The only suggestion is that we might want to add a @todo comment that references #2744729: Link field should accept protocol-relative URLs. Something like:

// @todo: Remove when https://www.drupal.org/node/2744729 lands.

Matroskeen’s picture

Status: Needs work » Needs review

Thanks for the suggestion! It was done and ready for review again.
I'm also hiding initial patches and keeping a single MR.

danflanagan8’s picture

Status: Needs review » Reviewed & tested by the community

MR looks good!

kpaxman’s picture

Status: Reviewed & tested by the community » Needs review

I just had a look at the merge request and I note that it doesn't check that the "//" is at the front when doing the replace - so in theory, if someone's link was "//google.com//" for some reason (typo? would there ever be a proper URL with multiple slashes?) this would create "http://google.comhttp://"

It may be an edge case, but it feels like for safety's sake it should only replace the first one.

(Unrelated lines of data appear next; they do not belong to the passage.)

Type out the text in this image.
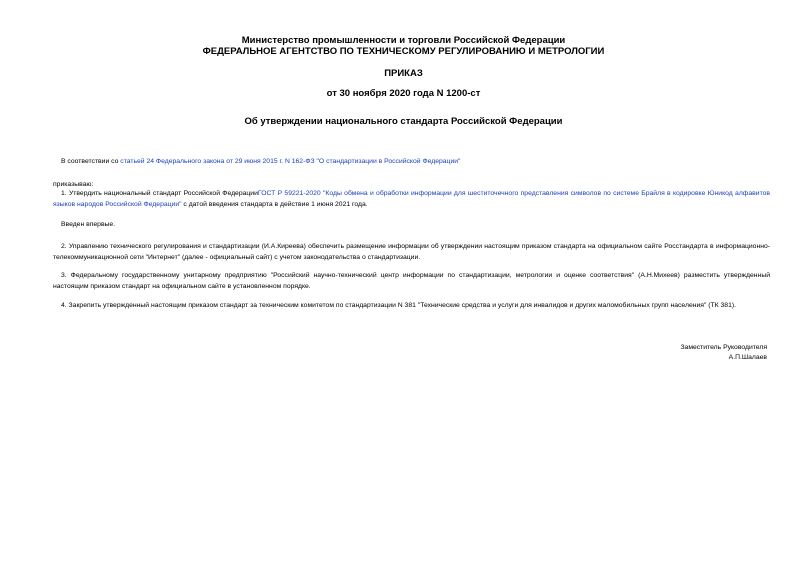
Министерство промышленности и торговли Российской Федерации
ФЕДЕРАЛЬНОЕ АГЕНТСТВО ПО ТЕХНИЧЕСКОМУ РЕГУЛИРОВАНИЮ И МЕТРОЛОГИИ
ПРИКАЗ
от 30 ноября 2020 года N 1200-ст
Об утверждении национального стандарта Российской Федерации
В соответствии со статьей 24 Федерального закона от 29 июня 2015 г. N 162-ФЗ "О стандартизации в Российской Федерации"
приказываю:
1. Утвердить национальный стандарт Российской ФедерацииГОСТ Р 59221-2020 "Коды обмена и обработки информации для шеститочечного представления символов по системе Брайля в кодировке Юникод алфавитов языков народов Российской Федерации" с датой введения стандарта в действие 1 июня 2021 года.
Введен впервые.
2. Управлению технического регулирования и стандартизации (И.А.Киреева) обеспечить размещение информации об утверждении настоящим приказом стандарта на официальном сайте Росстандарта в информационно-телекоммуникационной сети "Интернет" (далее - официальный сайт) с учетом законодательства о стандартизации.
3. Федеральному государственному унитарному предприятию "Российский научно-технический центр информации по стандартизации, метрологии и оценке соответствия" (А.Н.Михеев) разместить утвержденный настоящим приказом стандарт на официальном сайте в установленном порядке.
4. Закрепить утвержденный настоящим приказом стандарт за техническим комитетом по стандартизации N 381 "Технические средства и услуги для инвалидов и других маломобильных групп населения" (ТК 381).
Заместитель Руководителя
А.П.Шалаев
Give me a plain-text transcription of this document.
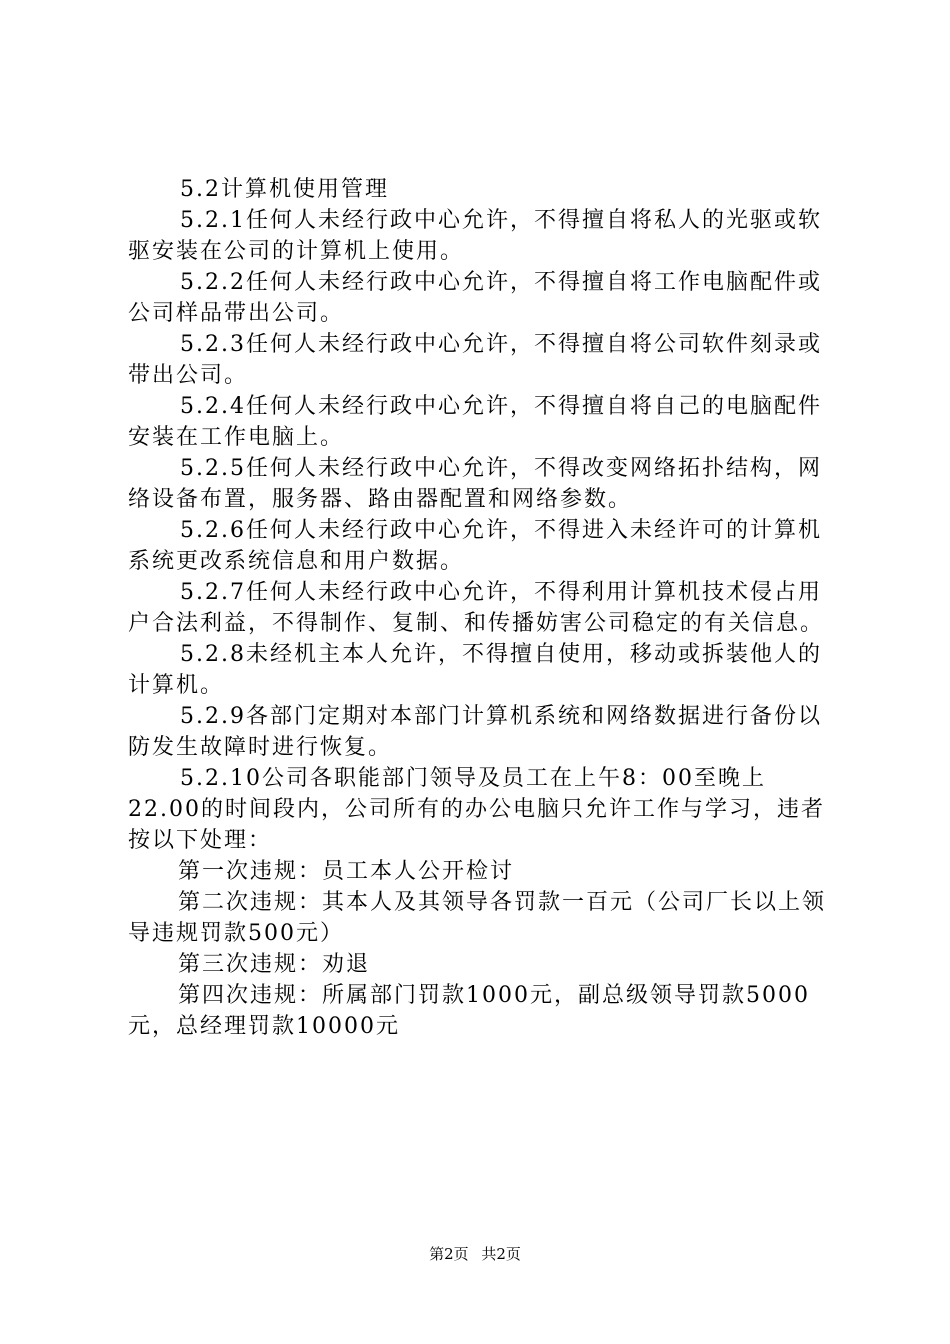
5.2计算机使用管理

5.2.1任何人未经行政中心允许，不得擅自将私人的光驱或软驱安装在公司的计算机上使用。

5.2.2任何人未经行政中心允许，不得擅自将工作电脑配件或公司样品带出公司。

5.2.3任何人未经行政中心允许，不得擅自将公司软件刻录或带出公司。

5.2.4任何人未经行政中心允许，不得擅自将自己的电脑配件安装在工作电脑上。

5.2.5任何人未经行政中心允许，不得改变网络拓扑结构，网络设备布置，服务器、路由器配置和网络参数。

5.2.6任何人未经行政中心允许，不得进入未经许可的计算机系统更改系统信息和用户数据。

5.2.7任何人未经行政中心允许，不得利用计算机技术侵占用户合法利益，不得制作、复制、和传播妨害公司稳定的有关信息。

5.2.8未经机主本人允许，不得擅自使用，移动或拆装他人的计算机。

5.2.9各部门定期对本部门计算机系统和网络数据进行备份以防发生故障时进行恢复。

5.2.10公司各职能部门领导及员工在上午8：00至晚上22.00的时间段内，公司所有的办公电脑只允许工作与学习，违者按以下处理：

第一次违规：员工本人公开检讨

第二次违规：其本人及其领导各罚款一百元（公司厂长以上领导违规罚款500元）

第三次违规：劝退

第四次违规：所属部门罚款1000元，副总级领导罚款5000元，总经理罚款10000元

第2页 共2页
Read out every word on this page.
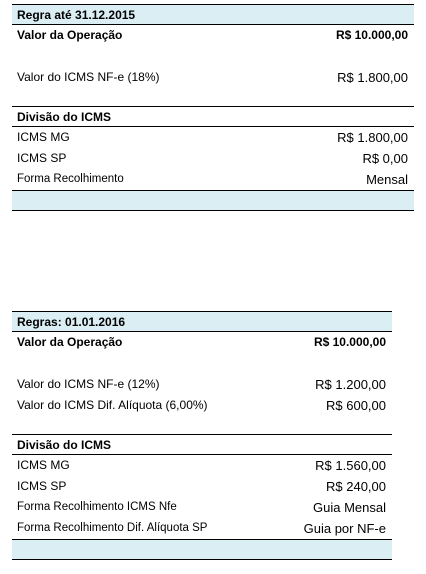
Regra até 31.12.2015
Valor da Operação	R$ 10.000,00
Valor do ICMS NF-e (18%)	R$ 1.800,00
Divisão do ICMS
ICMS MG	R$ 1.800,00
ICMS SP	R$ 0,00
Forma Recolhimento	Mensal
Regras: 01.01.2016
Valor da Operação	R$ 10.000,00
Valor do ICMS NF-e (12%)	R$ 1.200,00
Valor do ICMS Dif. Alíquota (6,00%)	R$ 600,00
Divisão do ICMS
ICMS MG	R$ 1.560,00
ICMS SP	R$ 240,00
Forma Recolhimento ICMS Nfe	Guia Mensal
Forma Recolhimento Dif. Alíquota SP	Guia por NF-e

Since we've already verified that the string starts with "//" this may be as simple as setting the count parameter on str_replace to 1.

danflanagan8’s picture

Good catch, @kpaxman. Might as well be extra careful.

quietone’s picture

Status: Needs review » Needs work

Setting to NW for #9

Matroskeen’s picture

Status: Needs work » Needs review

Yeah, good catch! If I read correctly https://www.php.net/manual/en/function.str-replace.php, the $count variable is supposed to keep the number of replacements. So if we pass "//google.com//" string, it'll receive the value of 2.

The fix is a bit different and ready for review.

danflanagan8’s picture

Status: Needs review » Reviewed & tested by the community

@Matroskeen, looks like you're correct about the $count parameter in str_replace. Thanks for the link. I like your fix. Setting back to RTCB.

alexpott’s picture

Version: 9.3.x-dev » 9.2.x-dev
Status: Reviewed & tested by the community » Fixed

Seems a pragmatic fix for now.

Committed and pushed e57ef27b2d to 9.3.x and 63b8c894ac to 9.2.x. Thanks!

  • alexpott committed e57ef27 on 9.3.x
    Issue #3232681 by Matroskeen, danflanagan8, kpaxman, quietone: FieldLink...

  • alexpott committed 63b8c89 on 9.2.x
    Issue #3232681 by Matroskeen, danflanagan8, kpaxman, quietone: FieldLink...

Status: Fixed » Closed (fixed)

Automatically closed - issue fixed for 2 weeks with no activity.